Nobody likes to be called to court. It can be downright annoying if you have to make time for a trip to court when you aren't even a party to a lawsuit so have nothing to lose or gain. But then again, it's the witnesses with nothing to lose or gain who can impact the outcome of a civil or criminal case. If you are served with a court subpoena, you may be able to get out of it in certain circumstances. But don't count on it.
You can get out of a court subpoena by filing a motion to quash the subpoena with the court. To file the motion, however, you must have a very good reason that will convince the court that you should not have to appear and testify.
Subpoenas Are Court Orders
If someone hands you a subpoena to appear in court, treat the document very carefully. Although it was probably written by an attorney, subpoenas are court orders and an important part of the judicial process. Subpoenas either order you to show up in court and testify in a particular case, or else they order you to produce documents relevant to a particular case that are in your possession and control. Some subpoenas do both.

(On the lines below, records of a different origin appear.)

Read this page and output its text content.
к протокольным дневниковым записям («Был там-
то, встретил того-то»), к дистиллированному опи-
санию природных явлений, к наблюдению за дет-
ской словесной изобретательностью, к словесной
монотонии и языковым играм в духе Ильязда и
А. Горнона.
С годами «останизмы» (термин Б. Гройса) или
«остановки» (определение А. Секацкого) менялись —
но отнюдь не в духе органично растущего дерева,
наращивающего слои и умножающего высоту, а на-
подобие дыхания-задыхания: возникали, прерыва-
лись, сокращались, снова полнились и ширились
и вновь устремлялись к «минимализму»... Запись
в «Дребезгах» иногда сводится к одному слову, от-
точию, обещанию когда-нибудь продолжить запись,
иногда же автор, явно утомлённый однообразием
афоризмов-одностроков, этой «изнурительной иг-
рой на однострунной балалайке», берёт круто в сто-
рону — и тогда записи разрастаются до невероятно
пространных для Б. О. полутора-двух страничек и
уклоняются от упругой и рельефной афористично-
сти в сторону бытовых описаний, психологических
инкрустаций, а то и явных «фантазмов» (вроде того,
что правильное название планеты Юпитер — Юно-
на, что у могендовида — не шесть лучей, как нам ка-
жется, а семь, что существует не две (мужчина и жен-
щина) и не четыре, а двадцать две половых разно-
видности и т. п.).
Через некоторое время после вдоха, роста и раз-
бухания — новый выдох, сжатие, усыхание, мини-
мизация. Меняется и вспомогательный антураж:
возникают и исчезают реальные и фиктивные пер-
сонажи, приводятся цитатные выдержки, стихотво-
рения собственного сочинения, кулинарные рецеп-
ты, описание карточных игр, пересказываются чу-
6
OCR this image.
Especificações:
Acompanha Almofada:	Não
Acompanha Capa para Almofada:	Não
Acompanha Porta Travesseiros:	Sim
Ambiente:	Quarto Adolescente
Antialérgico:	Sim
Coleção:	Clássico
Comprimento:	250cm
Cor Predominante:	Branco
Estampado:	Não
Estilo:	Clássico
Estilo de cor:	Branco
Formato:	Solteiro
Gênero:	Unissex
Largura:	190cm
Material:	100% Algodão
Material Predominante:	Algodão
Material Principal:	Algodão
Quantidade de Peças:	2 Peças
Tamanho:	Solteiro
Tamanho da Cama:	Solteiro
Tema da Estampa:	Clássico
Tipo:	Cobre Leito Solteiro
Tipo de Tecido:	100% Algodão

What happens if you just ignore a subpoena? If you were properly served with the subpoena and you do not file a motion to quash, you can be held in contempt of court. That can mean a big fine or time in jail. You can also be held in contempt if you appear and refuse to testify unless some privilege applies.
Service of a Subpoena
In order to be valid and binding, a subpoena must be served on you. This means, effectively, that some adult must personally hand it to you or read it to you, then file a paper in court under oath about when and where you were served.
You may get emailed a subpoena, or receive one in the mail. But unless you respond to the people sending these, the subpoena is not binding. And you are not under a legal obligation to respond. However, if someone shows up at your door and hands the subpoena to you, you are officially served.
Motion to Quash the Subpoena
"Quash" is a funny legal term that sounds as if the subpoena will be squeezed out of existence. That's not far from the truth. If you have a valid reason to challenge the subpoena, and the court agrees with you, poof! The binding nature of the subpoena disappears.
The reasons a court will quash a subpoena for documents include practical matters, like the request is unreasonably burdensome, overly broad or not sufficiently specific. You can also object to a request for documents if you lost or destroyed them before you got the subpoena. States often limit the distance you have to travel for a subpoena (to 100 or 150 miles, for example), and the court will quash a subpoena that exceeds that distance.
You may be able to quash a subpoena for your testimony if the information you are supposed to testify about is privileged. The law that privacy is essential in some types of relationships, including lawyer/client and priest/penitent, does not allow questioning about those privileged matters. There is also a right (under the Fifth Amendment) to refuse to answer questions if they might incriminate you. While these privileges may give the court grounds to quash the subpoena, they also would provide a valid reason for you to refuse to answer questions if you do go to court.
- The information sought by the subpoena is "privileged."
- The evidence has been lost or destroyed (before receipt of the subpoena).
- The request is overbroad or lacks specificity.
- The request is unduly burdensome.
- The request may violate your Fifth Amendment right against self-incrimination.